Le cimetière juif de Sarajevo était le champ de bataille de l’armée serbe durant le siège de Sarajevo, qui a coûté la vie à au moins 5000 civils et plusieurs milliers de combattants.

Sans commentaire

Contactée par Métro, l’avocate de Cedo Kljajic, Me Déborah Énokou, n’avait pas de commentaires à émettre face à ses révélations. «Vous aurez les réponses à vos questions lors du procès», a-t-elle indiqué par courriel.

À sa demeure, Cedo Kljajic avait refusé de nous parler en 2017. Le fils aîné et la conjointe de M. Kljajic avaient accepté de s’entretenir avec nous. Ils soutenaient qu’il n’était pas au courant des opérations militaires du MUP RS mais que sa fonction lui aurait permis d’envoyer sa femme et ses enfants à Belgrade par hélicoptère.
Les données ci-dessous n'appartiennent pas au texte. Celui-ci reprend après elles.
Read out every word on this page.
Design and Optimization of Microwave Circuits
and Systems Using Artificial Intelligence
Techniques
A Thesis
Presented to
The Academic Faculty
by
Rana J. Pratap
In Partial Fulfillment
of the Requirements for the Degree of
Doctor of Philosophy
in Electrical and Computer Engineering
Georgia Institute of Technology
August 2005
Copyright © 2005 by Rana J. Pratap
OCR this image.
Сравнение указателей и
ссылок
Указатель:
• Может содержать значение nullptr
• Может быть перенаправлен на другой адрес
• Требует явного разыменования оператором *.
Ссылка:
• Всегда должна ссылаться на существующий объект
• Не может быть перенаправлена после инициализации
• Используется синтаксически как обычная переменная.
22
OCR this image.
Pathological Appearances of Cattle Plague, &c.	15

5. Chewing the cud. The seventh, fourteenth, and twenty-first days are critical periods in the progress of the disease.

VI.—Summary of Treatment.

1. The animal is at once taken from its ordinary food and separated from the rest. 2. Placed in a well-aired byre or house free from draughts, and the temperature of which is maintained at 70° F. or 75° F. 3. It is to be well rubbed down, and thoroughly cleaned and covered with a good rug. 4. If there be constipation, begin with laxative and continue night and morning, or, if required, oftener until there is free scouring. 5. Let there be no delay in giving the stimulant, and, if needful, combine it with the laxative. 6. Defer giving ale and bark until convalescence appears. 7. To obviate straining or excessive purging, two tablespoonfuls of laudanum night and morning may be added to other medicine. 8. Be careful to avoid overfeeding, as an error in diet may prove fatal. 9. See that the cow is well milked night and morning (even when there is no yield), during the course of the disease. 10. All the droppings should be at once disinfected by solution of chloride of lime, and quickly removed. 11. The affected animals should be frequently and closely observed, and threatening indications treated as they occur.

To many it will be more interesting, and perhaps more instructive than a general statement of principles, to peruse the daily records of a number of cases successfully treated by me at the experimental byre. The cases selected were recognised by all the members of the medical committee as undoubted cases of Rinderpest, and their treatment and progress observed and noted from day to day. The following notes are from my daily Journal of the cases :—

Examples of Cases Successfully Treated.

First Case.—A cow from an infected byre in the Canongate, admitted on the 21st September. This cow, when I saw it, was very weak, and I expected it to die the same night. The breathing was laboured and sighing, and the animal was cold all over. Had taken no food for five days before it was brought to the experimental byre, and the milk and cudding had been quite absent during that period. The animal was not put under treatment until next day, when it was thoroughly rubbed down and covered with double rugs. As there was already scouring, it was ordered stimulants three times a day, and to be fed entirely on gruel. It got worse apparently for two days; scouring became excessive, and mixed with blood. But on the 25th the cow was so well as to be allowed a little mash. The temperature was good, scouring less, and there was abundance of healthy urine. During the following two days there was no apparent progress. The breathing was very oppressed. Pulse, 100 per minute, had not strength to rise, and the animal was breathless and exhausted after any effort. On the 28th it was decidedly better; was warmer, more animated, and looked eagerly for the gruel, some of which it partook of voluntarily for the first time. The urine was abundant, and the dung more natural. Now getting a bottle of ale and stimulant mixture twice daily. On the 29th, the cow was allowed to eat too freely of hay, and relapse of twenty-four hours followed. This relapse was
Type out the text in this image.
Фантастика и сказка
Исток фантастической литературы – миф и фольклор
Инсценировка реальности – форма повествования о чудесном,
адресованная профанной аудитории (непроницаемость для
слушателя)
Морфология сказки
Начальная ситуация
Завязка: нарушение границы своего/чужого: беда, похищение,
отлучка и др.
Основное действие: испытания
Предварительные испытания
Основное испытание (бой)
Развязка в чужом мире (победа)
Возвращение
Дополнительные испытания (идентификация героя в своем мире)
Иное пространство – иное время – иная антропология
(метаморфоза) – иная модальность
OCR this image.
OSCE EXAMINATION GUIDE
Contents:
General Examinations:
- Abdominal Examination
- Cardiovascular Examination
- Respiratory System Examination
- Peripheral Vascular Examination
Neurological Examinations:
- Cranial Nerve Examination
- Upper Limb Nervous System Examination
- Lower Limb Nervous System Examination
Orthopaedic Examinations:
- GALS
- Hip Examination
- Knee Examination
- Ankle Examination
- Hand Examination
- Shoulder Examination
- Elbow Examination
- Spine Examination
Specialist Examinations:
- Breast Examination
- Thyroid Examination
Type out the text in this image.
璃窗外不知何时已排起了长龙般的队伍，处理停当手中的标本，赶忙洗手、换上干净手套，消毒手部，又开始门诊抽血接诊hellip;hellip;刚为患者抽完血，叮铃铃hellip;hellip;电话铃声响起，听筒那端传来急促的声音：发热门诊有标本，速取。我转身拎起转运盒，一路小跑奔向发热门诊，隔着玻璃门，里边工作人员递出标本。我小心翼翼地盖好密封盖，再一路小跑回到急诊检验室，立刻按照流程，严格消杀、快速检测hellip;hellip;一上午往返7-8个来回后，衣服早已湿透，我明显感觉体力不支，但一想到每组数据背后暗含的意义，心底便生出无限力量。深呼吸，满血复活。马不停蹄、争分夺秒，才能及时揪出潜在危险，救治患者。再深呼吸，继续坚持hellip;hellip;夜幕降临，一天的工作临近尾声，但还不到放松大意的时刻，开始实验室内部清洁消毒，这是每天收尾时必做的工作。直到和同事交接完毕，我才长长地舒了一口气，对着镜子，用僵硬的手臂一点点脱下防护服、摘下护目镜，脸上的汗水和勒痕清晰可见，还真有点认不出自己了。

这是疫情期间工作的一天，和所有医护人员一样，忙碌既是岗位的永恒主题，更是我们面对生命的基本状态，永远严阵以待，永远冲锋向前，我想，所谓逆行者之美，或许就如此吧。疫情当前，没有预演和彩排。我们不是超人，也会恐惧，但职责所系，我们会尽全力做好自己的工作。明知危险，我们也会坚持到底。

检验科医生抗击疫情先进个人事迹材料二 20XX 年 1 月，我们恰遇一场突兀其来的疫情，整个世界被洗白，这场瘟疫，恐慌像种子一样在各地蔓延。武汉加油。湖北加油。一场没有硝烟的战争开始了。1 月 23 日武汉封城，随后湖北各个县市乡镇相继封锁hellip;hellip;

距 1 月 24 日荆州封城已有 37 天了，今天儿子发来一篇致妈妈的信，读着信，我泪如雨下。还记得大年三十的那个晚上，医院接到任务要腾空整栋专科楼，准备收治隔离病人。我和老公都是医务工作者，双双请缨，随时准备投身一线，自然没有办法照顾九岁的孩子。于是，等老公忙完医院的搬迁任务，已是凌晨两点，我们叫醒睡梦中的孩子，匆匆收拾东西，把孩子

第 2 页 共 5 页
«Mon père travaillait pour le MUP RS sur papier, mais il n’a pas participé à des crimes de guerre. […] Mon père devait penser à nous, il a accepté ce poste pour nous sauver», soutenait alors Danijel Kljajic. D’après lui, son père a menti sur son formulaire parce qu’il avait peur de représailles. C’est aussi ce que l’accusé indique dans sa défense déposée à la Cour fédérale. Métro a recontacté Danijel Kljajic pour lui donner l’occasion de mettre à jour ses affirmations. Il n’a pas souhaité commenter, vues les procédures judiciaires.

Les audiences devant la Cour fédérale dureront huit jours. Cedo Kljajic témoignera jeudi et vendredi à Ottawa.